The Nevada Gaming Control Board has scheduled an informational hearing for May 13 that could lead to the demise of a regulatory ban on online casino gambling in the state.
The hearing will explore 15 amendments to Gaming Regulation 5A, as it’s known, that include the deletion of “provisions limiting interactive gaming to the game of poker, substituting it with “all games offered on an interactive gaming system” and amending “authorized player requirements” to allow remote registration rather than in-person at a casino as required currently.
Nevada has offered online poker and sports betting for years as part of an enabling act that passed the state legislature in 2013 and was broadly written to include all “online gambling,” leaving the details to the regulators.
Opposition from the land-based industry, which feared the competition, induced the Control Board to exclude blackjack, roulette, craps, slot machines and other casino-style games when Regulation 5A was written.
Remote registration to bet on sports was opposed as well over concerns about gamblers continuing to come through the doors.
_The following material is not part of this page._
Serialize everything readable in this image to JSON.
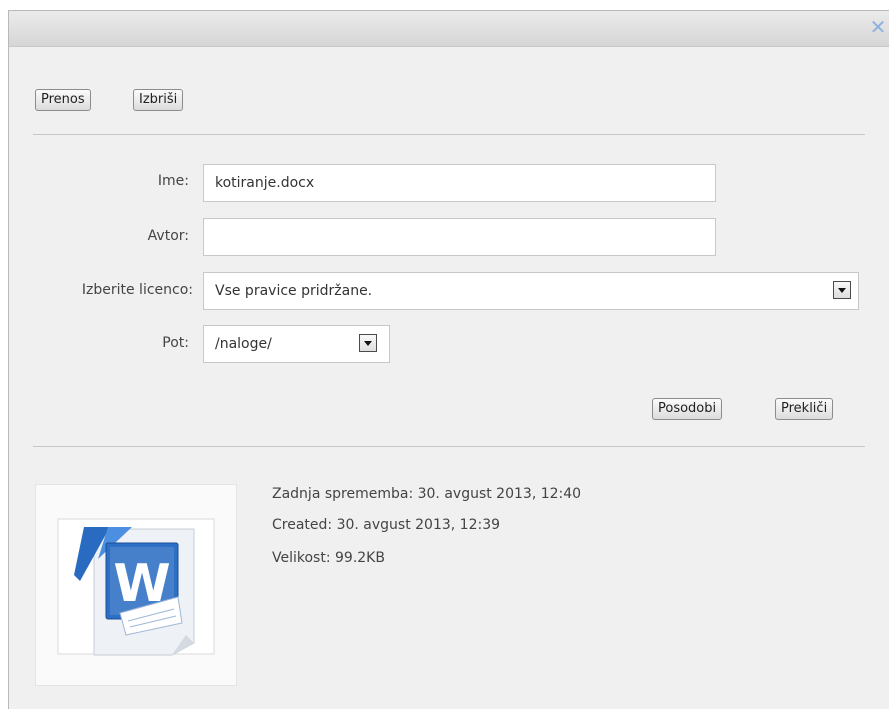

But case studies now indicate that much of the fear is unfounded. New Jersey, especially, proved the sector’s value as a backup for the retail industry during the Covid crisis, and Atlantic City’s casinos have fared better with a complementary online product than without it. It’s been pretty much the same in neighboring Pennsylvania and in Michigan, to cite two other examples.
Implementing full online casino games would take a vote from both the three-member Control Board and the five-member Nevada Gaming Commission.
This week’s hearing, as such, will merely be seeking input from gaming operators and other stakeholders for discussion purposes, and it’s not known when, or if, any direct action will result.